Re: [BISECTED]: Kernel panic (was: Linux 5.7-rc2)

From: Giovanni Gherdovich
Date: Wed Apr 22 2020 - 05:02:35 EST


Linus, Peter:

the panic seen by Harald Arnesen (and Dave Kleikamp) is unrelated to
virtualization, and happens on all machines that have a CPU with less than 4
physical cores. It's a very serious (and very stupid) bug in the original
version of my code and is fixed by patch 2/4 "x86, sched: Account for CPUs
with less than 4 cores in freq. invariance" in the series

https://lore.kernel.org/lkml/20200416054745.740-1-ggherdovich@xxxxxxx

Harald, Dave:

for peace of mind, can you please share the output of

turbostat --interval 1 sleep 0

from your machines? This should print a long list of power management-related
information, including your CPU model and the content of MSR_TURBO_RATIO_LIMIT.
In all likelihood that MSR says that the "4 cores turbo frequency" of your CPU
is zero, and the buggy code divides by that value.

Harald:

I'll echo Linus' request of testing that the patch series linked above fixes
the problem on your machine.

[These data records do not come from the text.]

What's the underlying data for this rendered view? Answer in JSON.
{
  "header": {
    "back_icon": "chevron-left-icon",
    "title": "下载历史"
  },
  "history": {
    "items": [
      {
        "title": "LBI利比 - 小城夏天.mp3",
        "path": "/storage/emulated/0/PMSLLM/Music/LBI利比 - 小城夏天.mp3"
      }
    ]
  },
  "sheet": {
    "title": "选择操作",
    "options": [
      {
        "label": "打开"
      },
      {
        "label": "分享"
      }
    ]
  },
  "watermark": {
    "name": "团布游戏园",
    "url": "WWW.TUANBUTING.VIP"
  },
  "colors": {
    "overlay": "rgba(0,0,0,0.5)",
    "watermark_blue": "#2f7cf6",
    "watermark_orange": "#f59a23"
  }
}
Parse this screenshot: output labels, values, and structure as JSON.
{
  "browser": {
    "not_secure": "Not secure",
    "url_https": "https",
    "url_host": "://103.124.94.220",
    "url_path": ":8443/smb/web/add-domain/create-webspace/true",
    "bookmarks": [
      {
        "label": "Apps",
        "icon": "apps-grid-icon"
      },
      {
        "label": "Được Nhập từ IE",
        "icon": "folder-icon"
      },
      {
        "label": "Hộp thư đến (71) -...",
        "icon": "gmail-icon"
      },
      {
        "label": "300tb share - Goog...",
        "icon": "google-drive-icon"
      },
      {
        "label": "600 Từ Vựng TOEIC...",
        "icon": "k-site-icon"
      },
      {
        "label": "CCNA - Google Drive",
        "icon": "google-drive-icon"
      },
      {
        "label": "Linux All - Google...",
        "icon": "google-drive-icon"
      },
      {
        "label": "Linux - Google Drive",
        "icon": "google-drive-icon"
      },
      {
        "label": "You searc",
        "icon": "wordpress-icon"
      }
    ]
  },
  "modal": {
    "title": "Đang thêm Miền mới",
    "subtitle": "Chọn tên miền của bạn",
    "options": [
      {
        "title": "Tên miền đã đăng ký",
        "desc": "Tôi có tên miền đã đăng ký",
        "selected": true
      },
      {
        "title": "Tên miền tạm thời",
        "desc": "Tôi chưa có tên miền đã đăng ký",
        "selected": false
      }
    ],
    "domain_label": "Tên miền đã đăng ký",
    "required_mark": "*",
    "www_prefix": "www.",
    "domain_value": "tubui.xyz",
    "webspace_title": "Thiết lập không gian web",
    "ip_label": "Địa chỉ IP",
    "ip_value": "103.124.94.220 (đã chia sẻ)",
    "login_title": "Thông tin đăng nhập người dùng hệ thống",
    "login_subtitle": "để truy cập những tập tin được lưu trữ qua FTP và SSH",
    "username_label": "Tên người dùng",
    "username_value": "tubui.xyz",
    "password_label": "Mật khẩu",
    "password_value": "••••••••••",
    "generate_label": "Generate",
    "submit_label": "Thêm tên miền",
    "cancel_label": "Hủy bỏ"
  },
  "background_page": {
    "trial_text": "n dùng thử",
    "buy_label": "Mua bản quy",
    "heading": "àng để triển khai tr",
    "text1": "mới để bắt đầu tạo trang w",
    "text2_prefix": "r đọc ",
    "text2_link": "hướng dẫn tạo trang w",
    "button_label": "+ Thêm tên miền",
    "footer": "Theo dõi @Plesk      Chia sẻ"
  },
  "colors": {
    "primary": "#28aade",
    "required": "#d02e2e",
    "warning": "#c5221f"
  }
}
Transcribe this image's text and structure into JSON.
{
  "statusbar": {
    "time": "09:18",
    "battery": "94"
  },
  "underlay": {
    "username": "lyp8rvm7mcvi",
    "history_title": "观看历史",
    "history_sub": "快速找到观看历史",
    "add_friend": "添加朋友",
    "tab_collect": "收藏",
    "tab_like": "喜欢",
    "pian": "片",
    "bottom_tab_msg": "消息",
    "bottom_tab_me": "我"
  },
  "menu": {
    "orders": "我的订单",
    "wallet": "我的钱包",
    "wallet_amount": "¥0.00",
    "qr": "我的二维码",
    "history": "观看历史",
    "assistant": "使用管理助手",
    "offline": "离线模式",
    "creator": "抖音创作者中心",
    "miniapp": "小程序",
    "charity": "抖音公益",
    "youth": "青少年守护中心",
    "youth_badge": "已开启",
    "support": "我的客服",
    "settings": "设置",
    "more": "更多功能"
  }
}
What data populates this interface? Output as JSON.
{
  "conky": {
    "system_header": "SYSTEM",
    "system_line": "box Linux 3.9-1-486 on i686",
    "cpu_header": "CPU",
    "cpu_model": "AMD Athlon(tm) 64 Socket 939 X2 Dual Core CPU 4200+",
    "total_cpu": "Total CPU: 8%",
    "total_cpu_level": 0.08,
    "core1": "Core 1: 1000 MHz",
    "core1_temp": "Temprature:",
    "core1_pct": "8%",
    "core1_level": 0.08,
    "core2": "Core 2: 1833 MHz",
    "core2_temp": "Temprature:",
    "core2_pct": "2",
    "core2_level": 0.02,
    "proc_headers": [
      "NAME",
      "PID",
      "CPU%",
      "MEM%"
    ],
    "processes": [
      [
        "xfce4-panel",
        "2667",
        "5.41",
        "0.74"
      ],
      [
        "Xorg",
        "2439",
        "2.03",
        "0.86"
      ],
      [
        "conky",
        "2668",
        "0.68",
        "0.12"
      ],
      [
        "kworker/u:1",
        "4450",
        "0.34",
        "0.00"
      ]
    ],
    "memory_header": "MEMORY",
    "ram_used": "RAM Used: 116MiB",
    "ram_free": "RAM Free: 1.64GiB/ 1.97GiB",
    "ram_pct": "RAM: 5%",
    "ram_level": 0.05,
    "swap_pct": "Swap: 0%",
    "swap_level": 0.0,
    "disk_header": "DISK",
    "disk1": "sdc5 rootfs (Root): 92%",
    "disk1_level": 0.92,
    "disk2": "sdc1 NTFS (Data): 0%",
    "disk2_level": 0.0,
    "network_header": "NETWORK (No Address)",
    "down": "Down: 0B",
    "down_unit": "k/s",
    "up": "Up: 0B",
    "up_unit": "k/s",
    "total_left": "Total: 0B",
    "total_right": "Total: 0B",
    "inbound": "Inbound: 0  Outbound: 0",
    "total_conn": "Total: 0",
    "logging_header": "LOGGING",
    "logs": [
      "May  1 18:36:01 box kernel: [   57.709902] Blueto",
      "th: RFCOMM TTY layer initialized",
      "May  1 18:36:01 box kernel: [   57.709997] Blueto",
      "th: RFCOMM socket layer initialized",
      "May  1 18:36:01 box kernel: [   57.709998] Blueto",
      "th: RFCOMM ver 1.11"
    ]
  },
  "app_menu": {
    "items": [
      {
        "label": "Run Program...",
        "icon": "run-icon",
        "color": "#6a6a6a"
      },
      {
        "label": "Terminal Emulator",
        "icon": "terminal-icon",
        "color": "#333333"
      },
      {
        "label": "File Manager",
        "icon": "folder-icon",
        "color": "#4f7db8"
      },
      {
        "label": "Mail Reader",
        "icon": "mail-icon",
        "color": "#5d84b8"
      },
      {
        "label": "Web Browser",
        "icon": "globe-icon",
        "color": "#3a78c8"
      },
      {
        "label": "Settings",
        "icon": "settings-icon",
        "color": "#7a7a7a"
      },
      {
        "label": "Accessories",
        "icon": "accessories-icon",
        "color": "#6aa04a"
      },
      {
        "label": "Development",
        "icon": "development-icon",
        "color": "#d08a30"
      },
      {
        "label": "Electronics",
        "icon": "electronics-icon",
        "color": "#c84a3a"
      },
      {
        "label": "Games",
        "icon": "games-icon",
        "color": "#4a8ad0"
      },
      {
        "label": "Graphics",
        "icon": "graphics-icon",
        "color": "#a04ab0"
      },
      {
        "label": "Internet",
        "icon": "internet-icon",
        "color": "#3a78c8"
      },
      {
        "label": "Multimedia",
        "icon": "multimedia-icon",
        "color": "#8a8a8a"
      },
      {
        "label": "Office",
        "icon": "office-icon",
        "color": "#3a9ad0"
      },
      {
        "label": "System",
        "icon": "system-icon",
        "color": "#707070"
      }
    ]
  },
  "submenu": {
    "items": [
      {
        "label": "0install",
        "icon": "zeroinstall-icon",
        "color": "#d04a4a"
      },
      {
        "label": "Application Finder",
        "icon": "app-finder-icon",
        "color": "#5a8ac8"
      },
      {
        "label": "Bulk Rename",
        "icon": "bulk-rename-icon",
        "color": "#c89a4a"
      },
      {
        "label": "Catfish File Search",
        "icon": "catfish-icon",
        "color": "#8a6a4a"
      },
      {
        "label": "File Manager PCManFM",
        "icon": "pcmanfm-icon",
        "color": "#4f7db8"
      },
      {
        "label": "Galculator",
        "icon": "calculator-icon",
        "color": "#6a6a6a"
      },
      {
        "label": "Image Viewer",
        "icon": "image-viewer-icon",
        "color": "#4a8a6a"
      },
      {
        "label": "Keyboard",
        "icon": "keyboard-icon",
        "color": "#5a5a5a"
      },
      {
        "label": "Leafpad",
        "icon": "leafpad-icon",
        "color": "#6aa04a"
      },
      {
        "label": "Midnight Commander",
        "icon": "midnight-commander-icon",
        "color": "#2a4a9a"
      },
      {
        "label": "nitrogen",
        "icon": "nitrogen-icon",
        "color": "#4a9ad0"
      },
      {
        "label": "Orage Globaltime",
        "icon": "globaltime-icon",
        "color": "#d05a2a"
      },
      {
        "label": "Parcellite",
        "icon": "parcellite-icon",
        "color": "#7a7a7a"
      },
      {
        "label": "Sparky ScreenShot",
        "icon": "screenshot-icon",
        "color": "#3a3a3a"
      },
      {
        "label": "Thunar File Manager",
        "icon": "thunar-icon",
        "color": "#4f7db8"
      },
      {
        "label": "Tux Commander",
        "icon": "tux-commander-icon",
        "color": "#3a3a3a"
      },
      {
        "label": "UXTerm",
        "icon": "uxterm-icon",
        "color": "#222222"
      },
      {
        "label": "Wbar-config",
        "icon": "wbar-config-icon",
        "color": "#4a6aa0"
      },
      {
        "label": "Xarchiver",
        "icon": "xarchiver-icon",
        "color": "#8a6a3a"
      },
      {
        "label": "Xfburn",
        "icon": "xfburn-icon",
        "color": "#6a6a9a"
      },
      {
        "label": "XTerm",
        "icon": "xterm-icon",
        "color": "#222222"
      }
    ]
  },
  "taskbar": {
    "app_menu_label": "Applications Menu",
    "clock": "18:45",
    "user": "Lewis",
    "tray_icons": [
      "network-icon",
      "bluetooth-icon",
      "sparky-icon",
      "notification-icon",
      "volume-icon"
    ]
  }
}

Since you're testing -rc kernels and bisecting
bugs I assume you're comfortable with patching and compiling kernels, but if
that is not the case I am more than happy to assist by providing either an RPM
or a DEB package, depending on the distribution you're running. Let me know.

More comments below.

On Tue, 2020-04-21 at 23:23 +0200, Peter Zijlstra wrote:
> On Tue, Apr 21, 2020 at 12:03:10PM -0700, Linus Torvalds wrote:
> > On Mon, Apr 20, 2020 at 1:52 AM Harald Arnesen <harald@xxxxxxxxxxx> wrote:
> > >
> > > Neither rc1 nor rc2 will boot on my laptop. The attached picture is all
> > > I have been able to capture.
> >
> > I know you saw the reply about this probably being fixed by
> >
> > https://lore.kernel.org/lkml/20200416054745.740-1-ggherdovich@xxxxxxx/
> >
> > but it would be lovely if you could actually verify that that series
> > of four patches does indeed fix it for you.
>
> (not seeing the original report in the archives or my list copy)
>
> I'm assuming it's some sort of dodgy virt setup, actual real proper
> hardware should never get here like that.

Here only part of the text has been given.